BUSINESS BEYOND COVID
IAIN WILLIAMSON: How to develop an all-inclusive economy through education and skills development
In the Business Beyond Covid series, CEOs and other business leaders and experts in their sectors look to the future after Covid-19. What effect has the pandemic and resulting lockdown had on their industries and the SA economy as a whole? Which parts will bounce back first and which will never be the same again? Most importantly, they try to answer the question: where to from here?
In these unprecedented times even the most experienced analysts and commentators would be hesitant to give a view on what a post Covid-19 world could look like. Bringing certainty to such an uncertain period is proving to be one of the main challenges we face in financial services and across the economy in general.
However, history continues to remind us that during great periods of uncertainty there are anchors we can always rely on to lift us out of the socioeconomic depression we find ourselves in, and to keep us moving forward. Not only that, but uncertain times have been known to spark great insights and innovations, challenging stale thinking and bringing in a blast of fresh, new ways of looking at the issues of the day.
I believe the grim challenges of 2020 can hold potential positives for the world. The consensus is that the world is heading for a “new normal”. There is no going back to the way things were. This means accelerated transformation on a whole range of fronts. As organisations that are driving empowerment in this country, we see our role as helping usher in a new world that is better, braver and more beautiful than the old one.
Therefore, whether we are talking about discrimination or bias based on race, age, gender or disability, we say the time is now to reimagine the world we want. To reinvent the rules and tools to ensure the new empowered world is much more inclusive, free of discrimination and united in effectively eradicating issues such as gender-based violence.
The main thing to building this future is, of course, education and skills development. As a company that has achieved level 1 broad-based BEE status, with a radically transformed management team and controls in place to keep moving the transformation agenda of our businesses forward, we know that by channelling our resources and energy wisely we can begin to overcome crippling social issues such as poverty, inequality and unemployment.
In addition, by strengthening our investment in education and skills development we know we can build a more prosperous future for the generations of tomorrow.
So what exactly are we striving to achieve, or at the least what are the barriers we need to break down as a collective? The challenges are many. The official unemployment rate in SA climbed to 30.1% in March, and with the impact of the pandemic on jobs, experts predict this will soon be closer to 50%.
Things do not look good on the education front at present either. Unesco reports that of all regions, Sub-Saharan Africa has the highest rates of education exclusion. More than one fifth of children from about 6-11 years old are out of school, and one third of youth from about 12-14 years. Data also shows that almost 60% of youth from 15-17 years are not in school.
The need is real and the challenge seems great, but through sustained investment, innovation and collaboration, we believe we can play our part in creating opportunities for sustainable change in the education space across the continent. An old quote says, “The best way to eat an elephant is to take one bite at a time”. The size of this problem seems enormous at face value, but if we break it up, I believe that it can become manageable.

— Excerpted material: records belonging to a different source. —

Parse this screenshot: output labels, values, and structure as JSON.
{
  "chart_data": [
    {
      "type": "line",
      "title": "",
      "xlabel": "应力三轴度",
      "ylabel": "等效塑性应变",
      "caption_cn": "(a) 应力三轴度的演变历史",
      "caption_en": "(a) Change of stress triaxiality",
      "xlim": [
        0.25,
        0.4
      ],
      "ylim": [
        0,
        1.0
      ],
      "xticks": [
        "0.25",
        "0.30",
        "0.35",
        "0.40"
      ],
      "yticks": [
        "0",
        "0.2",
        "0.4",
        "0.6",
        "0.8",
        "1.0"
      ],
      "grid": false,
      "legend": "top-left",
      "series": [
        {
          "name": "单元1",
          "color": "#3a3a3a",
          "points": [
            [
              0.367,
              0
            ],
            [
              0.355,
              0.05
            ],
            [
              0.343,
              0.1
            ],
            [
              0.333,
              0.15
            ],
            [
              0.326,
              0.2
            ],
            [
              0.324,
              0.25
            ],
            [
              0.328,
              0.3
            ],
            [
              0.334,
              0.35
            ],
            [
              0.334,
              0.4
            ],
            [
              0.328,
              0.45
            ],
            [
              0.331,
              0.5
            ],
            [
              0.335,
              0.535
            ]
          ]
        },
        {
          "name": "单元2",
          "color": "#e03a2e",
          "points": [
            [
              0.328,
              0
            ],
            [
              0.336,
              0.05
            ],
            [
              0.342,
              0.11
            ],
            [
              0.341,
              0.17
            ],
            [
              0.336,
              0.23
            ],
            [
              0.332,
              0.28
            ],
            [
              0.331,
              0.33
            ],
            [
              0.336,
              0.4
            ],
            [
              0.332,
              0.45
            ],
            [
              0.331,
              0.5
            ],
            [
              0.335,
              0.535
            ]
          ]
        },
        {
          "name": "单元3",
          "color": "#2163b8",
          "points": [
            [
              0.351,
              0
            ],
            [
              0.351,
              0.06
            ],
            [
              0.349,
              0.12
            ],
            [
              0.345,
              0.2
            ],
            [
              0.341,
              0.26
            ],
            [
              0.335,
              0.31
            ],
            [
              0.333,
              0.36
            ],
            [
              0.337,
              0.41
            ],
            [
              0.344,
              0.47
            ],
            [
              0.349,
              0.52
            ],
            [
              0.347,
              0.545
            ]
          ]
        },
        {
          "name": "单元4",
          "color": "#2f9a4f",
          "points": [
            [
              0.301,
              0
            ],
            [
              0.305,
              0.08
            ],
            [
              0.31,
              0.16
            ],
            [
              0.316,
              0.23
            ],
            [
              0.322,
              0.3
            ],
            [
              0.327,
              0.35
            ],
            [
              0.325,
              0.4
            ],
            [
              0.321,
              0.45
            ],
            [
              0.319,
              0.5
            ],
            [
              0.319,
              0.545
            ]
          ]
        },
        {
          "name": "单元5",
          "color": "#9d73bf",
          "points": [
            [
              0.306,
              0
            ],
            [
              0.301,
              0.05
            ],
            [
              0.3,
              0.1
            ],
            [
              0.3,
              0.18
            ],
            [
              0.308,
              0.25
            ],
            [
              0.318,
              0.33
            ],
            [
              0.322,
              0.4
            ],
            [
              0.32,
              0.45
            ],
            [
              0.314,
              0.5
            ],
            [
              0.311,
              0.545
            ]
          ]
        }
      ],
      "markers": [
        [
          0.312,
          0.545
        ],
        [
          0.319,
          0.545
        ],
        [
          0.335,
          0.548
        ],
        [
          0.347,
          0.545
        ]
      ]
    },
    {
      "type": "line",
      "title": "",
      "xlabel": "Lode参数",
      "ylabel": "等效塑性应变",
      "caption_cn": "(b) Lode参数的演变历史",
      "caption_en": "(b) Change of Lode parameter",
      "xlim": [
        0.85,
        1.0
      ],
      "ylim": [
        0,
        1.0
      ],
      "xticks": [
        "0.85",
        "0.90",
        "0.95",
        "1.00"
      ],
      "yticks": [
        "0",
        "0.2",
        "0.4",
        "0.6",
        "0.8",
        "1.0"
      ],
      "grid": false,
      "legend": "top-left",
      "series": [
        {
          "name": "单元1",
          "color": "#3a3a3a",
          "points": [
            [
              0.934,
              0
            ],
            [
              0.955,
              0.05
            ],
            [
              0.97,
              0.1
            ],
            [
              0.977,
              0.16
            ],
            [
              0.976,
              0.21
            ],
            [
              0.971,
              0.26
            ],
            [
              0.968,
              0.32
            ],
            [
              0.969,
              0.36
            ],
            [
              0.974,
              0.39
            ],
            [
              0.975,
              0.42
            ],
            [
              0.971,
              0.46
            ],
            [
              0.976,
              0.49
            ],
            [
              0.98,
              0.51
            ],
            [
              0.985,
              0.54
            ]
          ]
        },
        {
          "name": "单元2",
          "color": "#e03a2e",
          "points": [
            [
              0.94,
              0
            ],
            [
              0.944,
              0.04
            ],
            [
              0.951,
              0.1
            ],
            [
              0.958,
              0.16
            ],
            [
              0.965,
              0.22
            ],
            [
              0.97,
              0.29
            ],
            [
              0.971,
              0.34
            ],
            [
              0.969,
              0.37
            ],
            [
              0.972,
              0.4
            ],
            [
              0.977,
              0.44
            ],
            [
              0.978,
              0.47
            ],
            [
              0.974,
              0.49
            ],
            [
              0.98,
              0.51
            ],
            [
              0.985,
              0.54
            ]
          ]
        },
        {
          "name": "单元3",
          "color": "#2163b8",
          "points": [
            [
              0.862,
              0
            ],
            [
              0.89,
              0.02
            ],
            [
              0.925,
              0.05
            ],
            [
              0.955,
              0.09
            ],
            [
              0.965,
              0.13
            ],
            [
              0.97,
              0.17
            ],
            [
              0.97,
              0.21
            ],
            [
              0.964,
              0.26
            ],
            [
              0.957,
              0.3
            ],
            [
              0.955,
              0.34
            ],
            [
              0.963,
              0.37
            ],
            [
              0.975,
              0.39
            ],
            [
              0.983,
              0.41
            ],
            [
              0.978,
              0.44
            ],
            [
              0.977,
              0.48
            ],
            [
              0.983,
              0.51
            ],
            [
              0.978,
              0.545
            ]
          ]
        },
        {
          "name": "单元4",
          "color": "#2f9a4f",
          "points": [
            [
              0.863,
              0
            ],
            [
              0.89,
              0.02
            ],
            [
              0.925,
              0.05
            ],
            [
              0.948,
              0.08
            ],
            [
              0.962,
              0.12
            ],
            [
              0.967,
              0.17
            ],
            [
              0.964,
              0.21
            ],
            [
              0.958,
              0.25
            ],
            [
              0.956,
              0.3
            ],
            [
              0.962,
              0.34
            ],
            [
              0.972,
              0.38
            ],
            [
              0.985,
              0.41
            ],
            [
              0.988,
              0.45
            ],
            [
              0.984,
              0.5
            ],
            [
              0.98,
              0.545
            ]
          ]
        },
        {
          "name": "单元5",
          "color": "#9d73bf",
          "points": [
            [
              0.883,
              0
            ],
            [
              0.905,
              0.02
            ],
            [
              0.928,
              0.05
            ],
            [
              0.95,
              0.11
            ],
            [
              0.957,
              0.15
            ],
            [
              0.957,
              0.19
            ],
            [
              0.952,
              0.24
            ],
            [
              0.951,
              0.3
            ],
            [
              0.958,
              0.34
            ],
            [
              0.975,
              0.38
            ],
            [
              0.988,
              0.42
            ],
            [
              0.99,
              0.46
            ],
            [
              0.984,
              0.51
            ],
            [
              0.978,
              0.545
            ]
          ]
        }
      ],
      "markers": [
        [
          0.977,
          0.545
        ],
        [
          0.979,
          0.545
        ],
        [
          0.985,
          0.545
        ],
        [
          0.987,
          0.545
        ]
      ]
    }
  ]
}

Collaboration & partnerships
Across the sectoral divide, many organisations are already heavily invested in building societies that are more inclusive. The main barrier is not a shortage of funds or a deficit of effort, it is that we are working apart instead of together. Many companies have pre-existing education and skills development programmes in place, some that span decades and resources into the millions. Yet how often do we take the time to come together and ask “is this working, and can we do it more effectively?”
We must realise that working alone is the same as working apart. We must forge partnerships so that all of this work is not in vain and has the intended impact on the communities we serve. The urgency for us to collaborate to tackle our shared problems has in fact become a matter of life and death for millions of people across our continent.
Disruptions to business, education, health, and generally every aspect of our daily lives because of the Covid-19 pandemic have forced us to ramp up our adoption and deployment of technology to keep our economy going.
For many of us, embracing technology is now less about a future focus than what we can do now with the tech we have available to us, so that we can create continuity, access and some semblance of normality for those we serve.
We are using tech to reach our customers, but also in the education space to connect, build and create greater access to learning for communities across the continent. We have launched an ambitious project to create Africa’s biggest digital classroom, harnessing technology to bring pupils, teachers, entrepreneurs and all other interested stakeholders together onto a platform of shared learning and shared value that we intend will become a valuable resource for the continent.
As a leading pan-African financial services company we certainly have the scale and the will to make this work, but we realise that without the right partners and the enabling technology the risk of failure is still high.
To give effect to the words and plans we all have in place, we need to encourage our organisations to become more purposeful in strategically adopting a shared values approach to operating in this new world. It is no longer good enough for us to do charitable things. We should be using our organisations as part of a broader strategy to deliver on our purpose. The main thing is turning purpose into something real and tangible.
For Old Mutual this is about growing our business through the work we are doing in the education and skills development spaces. By continuing to invest we create societies that are financially more literate and entrepreneurs who are able to create jobs for many more. This in turn creates more opportunities for our business to grow.